The Liquidity Ratio is very similar to the Current Ratio and involves all the same limitations and restrictions. However, a low Liquid Ratio does not automatically purport a poor liquidity position as stock is not 'absolutely' non liquid. For this reason, a company having a high Liquidity Ratio may not necessarily have a satisfactory Liquidity stance if the company is paying debtors at a slow rate. On the other hand it could be argued that a company having a Low Liquid Ratio may have good liquidity position if it has a fast moving stock control.
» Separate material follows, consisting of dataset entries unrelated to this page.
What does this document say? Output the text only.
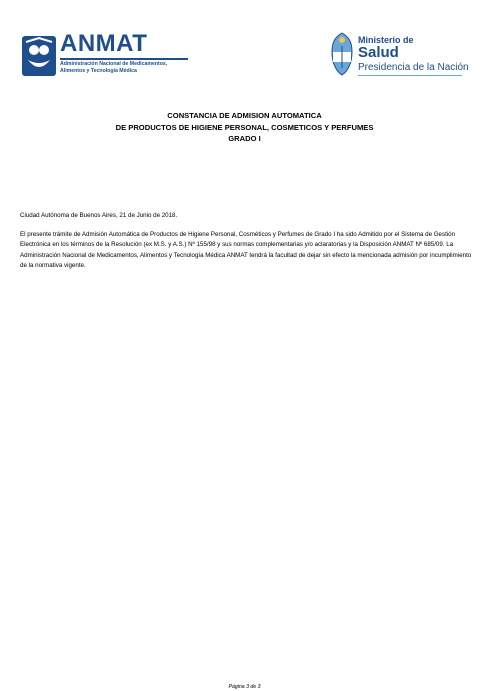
ANMAT
Administración Nacional de Medicamentos,
Alimentos y Tecnología Médica
Ministerio de
Salud
Presidencia de la Nación
CONSTANCIA DE ADMISION AUTOMATICA
DE PRODUCTOS DE HIGIENE PERSONAL, COSMETICOS Y PERFUMES
GRADO I
Ciudad Autónoma de Buenos Aires, 21 de Junio de 2018.
El presente trámite de Admisión Automática de Productos de Higiene Personal, Cosméticos y Perfumes de Grado I ha sido Admitido por el Sistema de Gestión Electrónica en los términos de la Resolución (ex M.S. y A.S.) Nº 155/98 y sus normas complementarias y/o aclaratorias y la Disposición ANMAT Nº 685/09. La Administración Nacional de Medicamentos, Alimentos y Tecnología Médica ANMAT tendrá la facultad de dejar sin efecto la mencionada admisión por incumplimiento de la normativa vigente.
Página 3 de 3
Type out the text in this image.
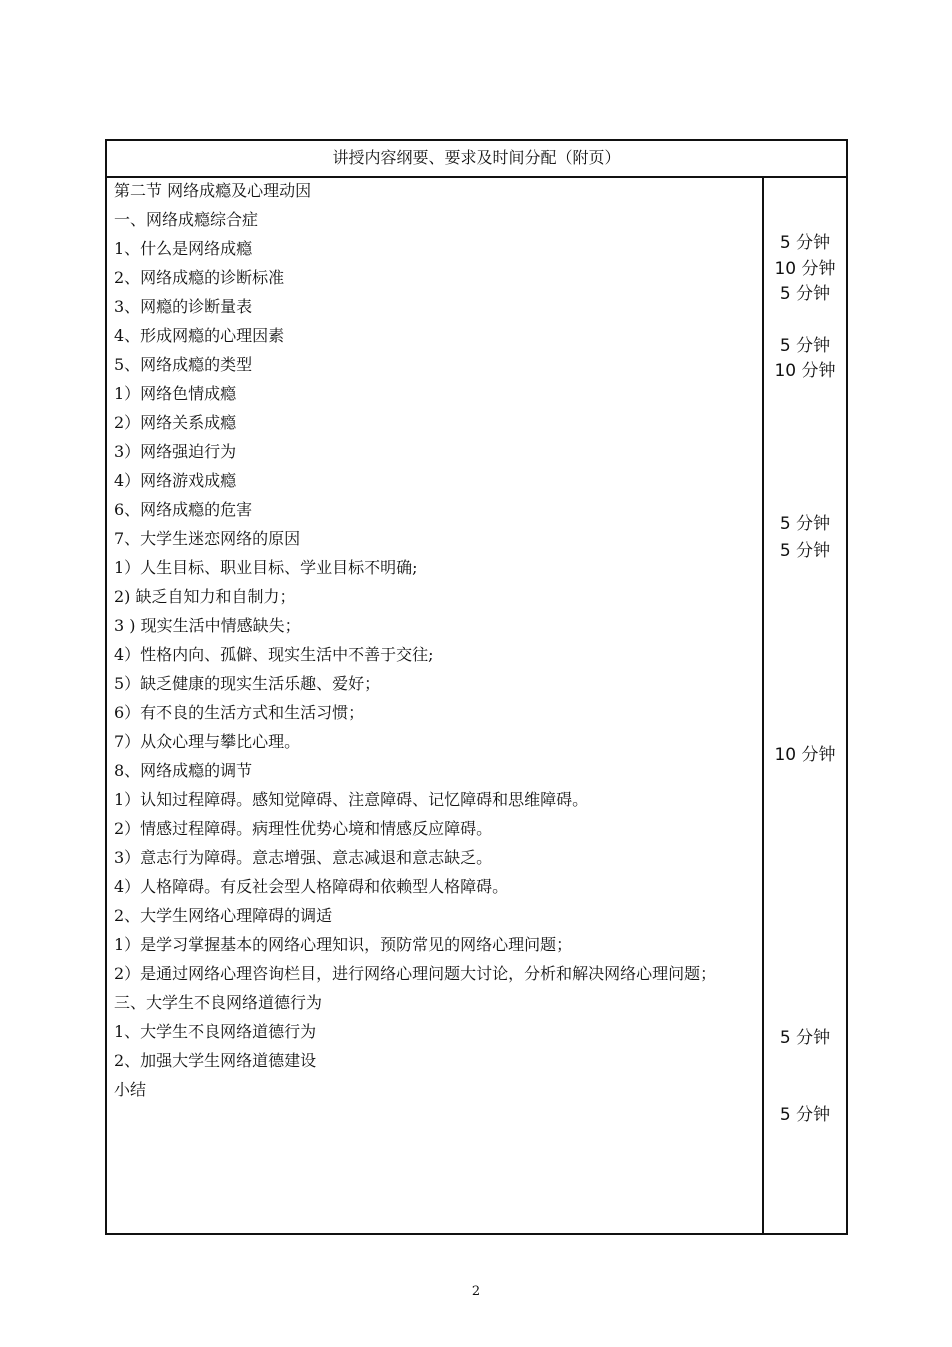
讲授内容纲要、要求及时间分配（附页）
第二节 网络成瘾及心理动因
一、网络成瘾综合症
1、什么是网络成瘾
2、网络成瘾的诊断标准
3、网瘾的诊断量表
4、形成网瘾的心理因素
5、网络成瘾的类型
1）网络色情成瘾
2）网络关系成瘾
3）网络强迫行为
4）网络游戏成瘾
6、网络成瘾的危害
7、大学生迷恋网络的原因
1）人生目标、职业目标、学业目标不明确;
2) 缺乏自知力和自制力；
3 ) 现实生活中情感缺失；
4）性格内向、孤僻、现实生活中不善于交往;
5）缺乏健康的现实生活乐趣、爱好；
6）有不良的生活方式和生活习惯；
7）从众心理与攀比心理。
8、网络成瘾的调节
1）认知过程障碍。感知觉障碍、注意障碍、记忆障碍和思维障碍。
2）情感过程障碍。病理性优势心境和情感反应障碍。
3）意志行为障碍。意志增强、意志减退和意志缺乏。
4）人格障碍。有反社会型人格障碍和依赖型人格障碍。
2、大学生网络心理障碍的调适
1）是学习掌握基本的网络心理知识，预防常见的网络心理问题；
2）是通过网络心理咨询栏目，进行网络心理问题大讨论，分析和解决网络心理问题；
三、大学生不良网络道德行为
1、大学生不良网络道德行为
2、加强大学生网络道德建设
小结
5 分钟
10 分钟
5 分钟
5 分钟
10 分钟
5 分钟
5 分钟
10 分钟
5 分钟
5 分钟
2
SYS plc appear to be operating reasonably comfortable in terms of their Gearing levels, however management will face tough decisions when it comes to operations and financial growth, as equity financing alone is often insufficient. However it could also be argued that the build up of debt and gearing increases a company's financial dangers, and may put them at risk. For this reason and in order for the company to grow successfully they must decide on how much debt they can employ before the advantages and benefits are out weighed by the disadvantages of immense financial risk.

If an interest coverage ratio is less than 1 this reveals that a company is not generating sufficient revenue to assure interest payments and should cause concern for investors. The fact that SYS plc is not operating with an Interest Cover Rate of less than 1 should reassure investors and encourage them to fund the company.
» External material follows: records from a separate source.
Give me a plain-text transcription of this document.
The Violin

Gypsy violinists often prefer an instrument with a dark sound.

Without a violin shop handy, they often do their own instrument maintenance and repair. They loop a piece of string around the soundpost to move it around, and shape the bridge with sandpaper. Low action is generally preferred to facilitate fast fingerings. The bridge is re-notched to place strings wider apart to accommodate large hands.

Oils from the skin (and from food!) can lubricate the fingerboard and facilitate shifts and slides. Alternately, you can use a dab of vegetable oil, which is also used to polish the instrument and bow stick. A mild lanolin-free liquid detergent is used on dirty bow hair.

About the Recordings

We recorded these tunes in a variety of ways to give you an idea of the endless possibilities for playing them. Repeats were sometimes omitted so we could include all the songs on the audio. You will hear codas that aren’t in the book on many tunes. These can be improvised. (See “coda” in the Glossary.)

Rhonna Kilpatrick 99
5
There may be occasions when single events that may either dramatically benefit or dramatically impair SYS plc's Earnings per share. For instance, there may be a time when the company may receive a tax benefit from the government that will assist the earnings enormously. However, these events should be considered when investor's analysis Earnings per share ratio results as they may create an irregular trend.

A high dividend yield does not necessarily transform into a high future rate of return on investment. Therefore it is essential for an investor to consider the prospects for enduring and maximising the dividend in the forthcoming future.

For SYS plc their Dividend Cover ratio is greater than 1, therefore they are able to pay out all their earnings as dividends to shareholders. This means there is some financial stability and if the company were forced to reduce their dividend payments to shareholders the company has financial reserves that it may be able to supplement the shareholders with for the short term. This is again a positive attribute for investors to focus on; as they can be assured they will receive their shareholder payments when they are due.

It is highly imperative that investors observean importantproblem that arises with the Price Earnings ratio, and to avoid basing a decision primarily on this measure alone. The problem can occur when company's manipulate their 'Earnings' figure making the quality of the Price Earnings seem more than they actually are which in turn makes the investment look a lot more appealing that it actually might be!

Return on Equity can also have its limitations. The figures used within the ratio can be artificially magnified. This can be achieved trough the division of a smaller book value. The smaller book value can be ascertained by the loaning of funds, rather than the issuing of stocks.

In the long term, companies that are good at generating higher profits with the assets they have readily have at use correspond to a more practical and beneficial financial investment.